4. Exegese van 1 Tessalonicenzen 4:13-18
In dit gedeelte wordt op basis van het voorgaande 1 Tessalonicenzen 4:13-18 uitgelegd. Daarbij wordt een eigen vertaling gegeven. In vers 13 duidt Paulus kort de vraag aan die in de gemeente leefde. In vers 14 geeft hij antwoord op die vraag, terwijl hij in 15-17 zowel de vraag als zijn antwoord nader uitwerkt en toelicht. In vers 18 komt dit gedeelte tot een afronding.

1 Tessalonicenzen 4:13 Wij willen niet dat u onkundig bent, broeders, over hen die ontslapen. Er is geen reden voor u om bedroefd te zijn, zoals de anderen die geen hoop hebben.

De gangbare uitleg van deze tekst is dat Paulus in dit gedeelte nieuw onderwijs geeft, omdat na zijn vertrek er gemeenteleden waren overleden. Dat zou niet alleen diepe droefheid hebben veroorzaakt, maar ook vrees. Volgens de één hield die vrees in dat er voor de gestorven gelovigen bij de parousie geen hoop op het heil was. Ze kon ontstaan, omdat Paulus de opstanding niet had verkondigd47. In dat geval zou bij langer uitstel van de parousie hetzelfde lot de lezers kunnen treffen. Dat gaf ook vrees voor eigen heil48. Volgens een ander functioneerde na de sterfgevallen de boodschap van de opstanding niet meer49. Tegen deze uitleggingen kunnen de volgende argumenten worden ingebracht.

Ondanks de schijn van het tegendeel door 13a gaat het in 4:13-18 niet om nieuw onderwijs over de parousie. In aansluiting op het eschatologisch onderwijs dat hij gaf, gaat Paulus op de concrete vraag die leefde in. Het gaat in 4:13 niet om absolute hopeloosheid. Tegen gebrek aan hoop pleiten 1 Tessalonicenzen 1:3 en 5:8. Vers 13 gaat over hen die ontslapen. Er wordt niet gezegd dat er al gemeenteleden zijn overleden50. In dezelfde zin kan in 15-17 het spreken over hen die in Christus zijn gestorven worden verstaan. Paulus spreekt niet over het moment van de brief, maar over het tijdstip van de parousie. Dat maakt in wezen de vraag onbelangrijk of er in de gemeente van Tessalonica gelovigen overleden zijn als Paulus zijn eerste brief schrijft. Uit niets blijkt dat (eventuele) sterfgevallen vrees voor het heil van gestorven gelovigen opriepen. Als dat wel zo was geweest, had Paulus zijn lezers beter kunnen troosten met de gedachte dat de ontslapenen reeds met Christus zijn, zoals in Filippenzen 1:23 of met de opstanding. De Tessalonicenzen geloofden in de opstanding van de christenen. Dat blijkt hieruit dat Paulus in zijn antwoord in 4:14 deze opstanding niet noemt en in het vervolg in 16b slechts terloops. Dat is opmerkelijk na 14a, waarin het geloof in de opstanding van Christus wordt beleden.

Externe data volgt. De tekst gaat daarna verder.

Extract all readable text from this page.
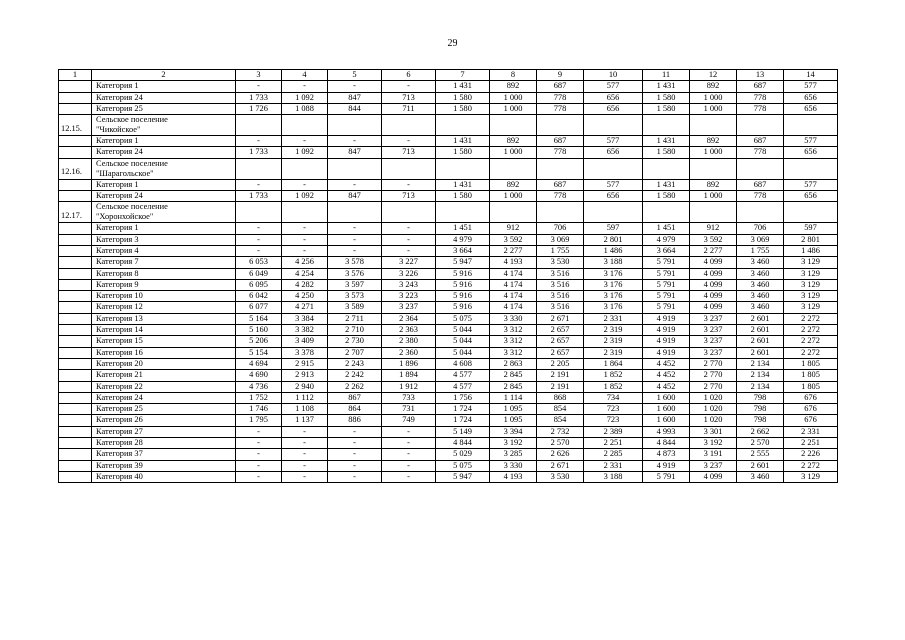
29
1	2	3	4	5	6	7	8	9	10	11	12	13	14
	Категория 1	-	-	-	-	1 431	892	687	577	1 431	892	687	577
	Категория 24	1 733	1 092	847	713	1 580	1 000	778	656	1 580	1 000	778	656
	Категория 25	1 726	1 088	844	711	1 580	1 000	778	656	1 580	1 000	778	656
12.15.	Сельское поселение
"Чикойское"												

	Категория 1	-	-	-	-	1 431	892	687	577	1 431	892	687	577
	Категория 24	1 733	1 092	847	713	1 580	1 000	778	656	1 580	1 000	778	656
12.16.	Сельское поселение
"Шарагольское"												

	Категория 1	-	-	-	-	1 431	892	687	577	1 431	892	687	577
	Категория 24	1 733	1 092	847	713	1 580	1 000	778	656	1 580	1 000	778	656
12.17.	Сельское поселение
"Хоронхойское"												

	Категория 1	-	-	-	-	1 451	912	706	597	1 451	912	706	597
	Категория 3	-	-	-	-	4 979	3 592	3 069	2 801	4 979	3 592	3 069	2 801
	Категория 4	-	-	-	-	3 664	2 277	1 755	1 486	3 664	2 277	1 755	1 486
	Категория 7	6 053	4 256	3 578	3 227	5 947	4 193	3 530	3 188	5 791	4 099	3 460	3 129
	Категория 8	6 049	4 254	3 576	3 226	5 916	4 174	3 516	3 176	5 791	4 099	3 460	3 129
	Категория 9	6 095	4 282	3 597	3 243	5 916	4 174	3 516	3 176	5 791	4 099	3 460	3 129
	Категория 10	6 042	4 250	3 573	3 223	5 916	4 174	3 516	3 176	5 791	4 099	3 460	3 129
	Категория 12	6 077	4 271	3 589	3 237	5 916	4 174	3 516	3 176	5 791	4 099	3 460	3 129
	Категория 13	5 164	3 384	2 711	2 364	5 075	3 330	2 671	2 331	4 919	3 237	2 601	2 272
	Категория 14	5 160	3 382	2 710	2 363	5 044	3 312	2 657	2 319	4 919	3 237	2 601	2 272
	Категория 15	5 206	3 409	2 730	2 380	5 044	3 312	2 657	2 319	4 919	3 237	2 601	2 272
	Категория 16	5 154	3 378	2 707	2 360	5 044	3 312	2 657	2 319	4 919	3 237	2 601	2 272
	Категория 20	4 694	2 915	2 243	1 896	4 608	2 863	2 205	1 864	4 452	2 770	2 134	1 805
	Категория 21	4 690	2 913	2 242	1 894	4 577	2 845	2 191	1 852	4 452	2 770	2 134	1 805
	Категория 22	4 736	2 940	2 262	1 912	4 577	2 845	2 191	1 852	4 452	2 770	2 134	1 805
	Категория 24	1 752	1 112	867	733	1 756	1 114	868	734	1 600	1 020	798	676
	Категория 25	1 746	1 108	864	731	1 724	1 095	854	723	1 600	1 020	798	676
	Категория 26	1 795	1 137	886	749	1 724	1 095	854	723	1 600	1 020	798	676
	Категория 27	-	-	-	-	5 149	3 394	2 732	2 389	4 993	3 301	2 662	2 331
	Категория 28	-	-	-	-	4 844	3 192	2 570	2 251	4 844	3 192	2 570	2 251
	Категория 37	-	-	-	-	5 029	3 285	2 626	2 285	4 873	3 191	2 555	2 226
	Категория 39	-	-	-	-	5 075	3 330	2 671	2 331	4 919	3 237	2 601	2 272
	Категория 40	-	-	-	-	5 947	4 193	3 530	3 188	5 791	4 099	3 460	3 129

Deze argumenten maken duidelijk dat Paulus in 4:13 een concreet probleem aansnijdt: de vraag van de Tessalonicenzen of ontslapen gelovigen bij de parousie in het nadeel zullen zijn. Hij geeft zijn eerste antwoord in 4:14.

1 Tessalonicenzen 4:14
Want daar wij geloven, dat Jezus is gestorven en opgestaan, zo ook zal God hen die ontslapen zijn, door Jezus bij zich brengen met Hem.


Deze tekst heeft een aantal bijzondere elementen.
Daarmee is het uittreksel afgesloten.